Your donor lists are going to have a misspelling. Your gift receipt letters are going to address someone incorrectly. Your major donor strategies are going to miss on occasion. The point should never be to wait for perfection. It doesn’t come. The point is to attempt meaningful stuff and know that mistakes – and thus new learnings – are going to occur. It’s a cycle. Try something, make some mistakes, learn how to improve, try something else. Rinse and repeat.
In working with major donors, it is not uncommon for staff members and volunteers alike to wait for perfection. Maybe perfection comes in the form of the finished case statement.
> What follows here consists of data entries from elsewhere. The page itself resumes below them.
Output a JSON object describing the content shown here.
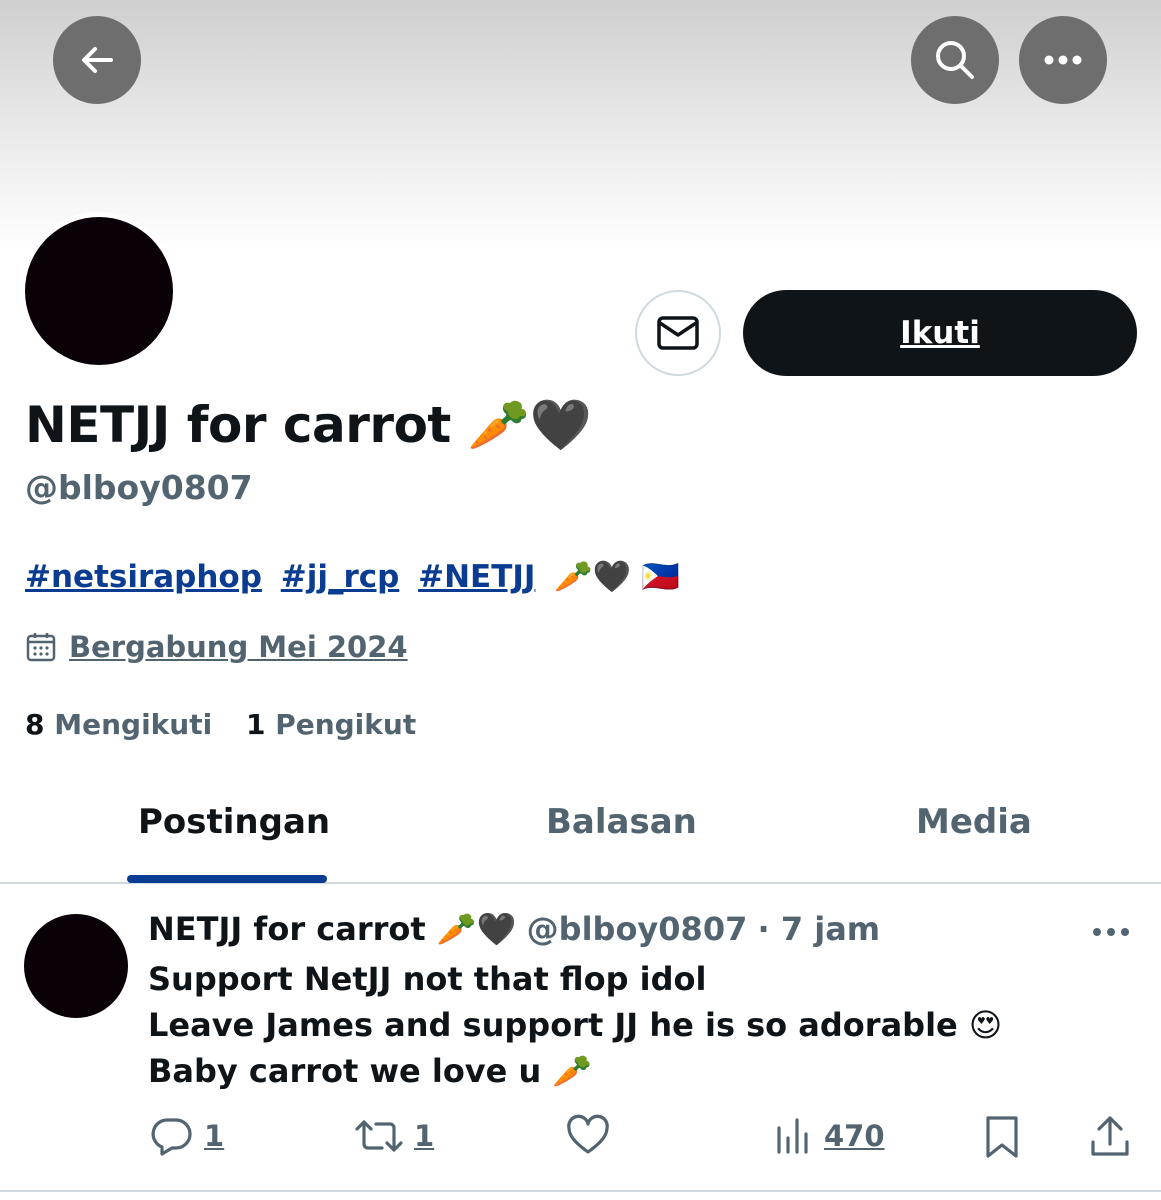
{
  "header": {
    "back_icon": "arrow-left-icon",
    "search_icon": "search-icon",
    "more_icon": "more-horizontal-icon"
  },
  "profile": {
    "display_name": "NETJJ for carrot 🥕🖤",
    "handle": "@blboy0807",
    "bio_hashtags": [
      "#netsiraphop",
      "#jj_rcp",
      "#NETJJ"
    ],
    "bio_emoji": "🥕🖤 🇵🇭",
    "joined": "Bergabung Mei 2024",
    "following_count": "8",
    "following_label": "Mengikuti",
    "followers_count": "1",
    "followers_label": "Pengikut",
    "follow_label": "Ikuti",
    "message_icon": "mail-icon"
  },
  "tabs": [
    {
      "label": "Postingan",
      "active": true
    },
    {
      "label": "Balasan",
      "active": false
    },
    {
      "label": "Media",
      "active": false
    }
  ],
  "tweet": {
    "name": "NETJJ for carrot 🥕🖤",
    "handle": "@blboy0807",
    "time": "· 7 jam",
    "lines": [
      "Support NetJJ not that flop idol",
      "Leave James and support JJ he is so adorable 😍",
      "Baby carrot we love u 🥕"
    ],
    "replies": "1",
    "reposts": "1",
    "views": "470"
  },
  "colors": {
    "accent": "#0a3d91",
    "text": "#0f1419",
    "muted": "#536471",
    "button_bg": "#0f1419"
  }
}
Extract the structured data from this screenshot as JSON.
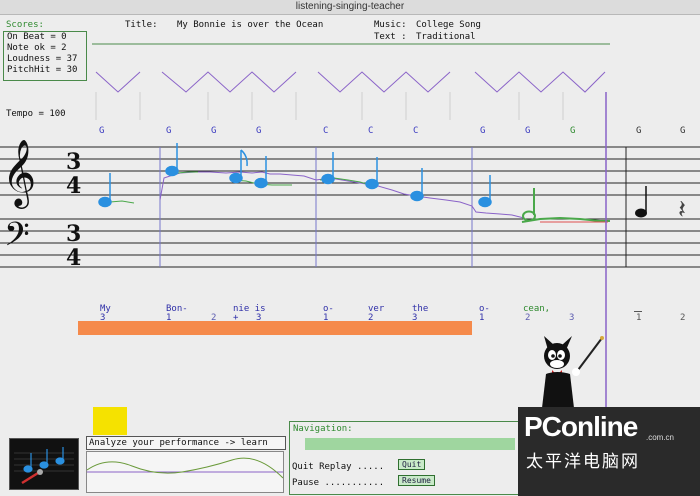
{
  "window": {
    "title": "listening-singing-teacher"
  },
  "scores": {
    "header": "Scores:",
    "lines": [
      "On Beat  = 0",
      "Note ok  = 2",
      "Loudness = 37",
      "PitchHit = 30"
    ]
  },
  "song": {
    "title_label": "Title:",
    "title": "My Bonnie is over the Ocean",
    "music_label": "Music:",
    "music": "College Song",
    "text_label": "Text :",
    "text": "Traditional"
  },
  "tempo": "Tempo = 100",
  "chords": [
    "G",
    "G",
    "G",
    "G",
    "C",
    "C",
    "C",
    "G",
    "G",
    "G",
    "G",
    "G"
  ],
  "lyrics": [
    "My",
    "Bon-",
    "nie is",
    "o-",
    "ver",
    "the",
    "o-",
    "cean,"
  ],
  "beats": [
    "3",
    "1",
    "2",
    "+",
    "3",
    "1",
    "2",
    "3",
    "1",
    "2",
    "3",
    "1",
    "2"
  ],
  "analyze": {
    "label": "Analyze your performance -> learn"
  },
  "navigation": {
    "title": "Navigation:",
    "quit_label": "Quit Replay .....",
    "quit_button": "Quit",
    "pause_label": "Pause ...........",
    "resume_button": "Resume"
  },
  "watermark": {
    "brand": "PConline",
    "domain": ".com.cn",
    "cn": "太平洋电脑网"
  },
  "colors": {
    "lyric": "#2f2fa8",
    "progress": "#f58a4b",
    "nav_bar": "#9fd69f",
    "panel_border": "#4a8a4a"
  }
}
Maybe perfection comes in the form of that last little bit of research that is perceived to be needed on the prospect. Maybe perfection comes in the form of believing that more time is needed to develop the successful solicitation strategy.
Whatever form perfection comes in, when we bow to it, we become less productive. We put things off. And, what happens when the desire for perfection really takes hold? Usually nothing. Weeks turn into months. Months sometimes turn into years. And still no progress with the donor – all because something isn’t quite perfect.
Instead of focusing on perfection, we should set as our goal to stumble our way through cultivations and solicitations. Think about it. Most donors do not give to our institutions because we convince them to give based on our perfectly articulated solicitations. Most donors don’t give because our case statement materials are perfectly designed. Most donors support an institution because they believe in the impact the institution makes, because the institution shows that they are valued, and because they were asked. Therefore, we should strive to stumble our way through these relationships. Get out there, start asking questions that show you care about donors as whole people, make a few mistakes, and learn how to do it better. That’s what really matters.
When I asked my wife to marry me, my voice got choked up. The words didn’t flow smoothly. I was visibly nervous. The delivery was far from perfect.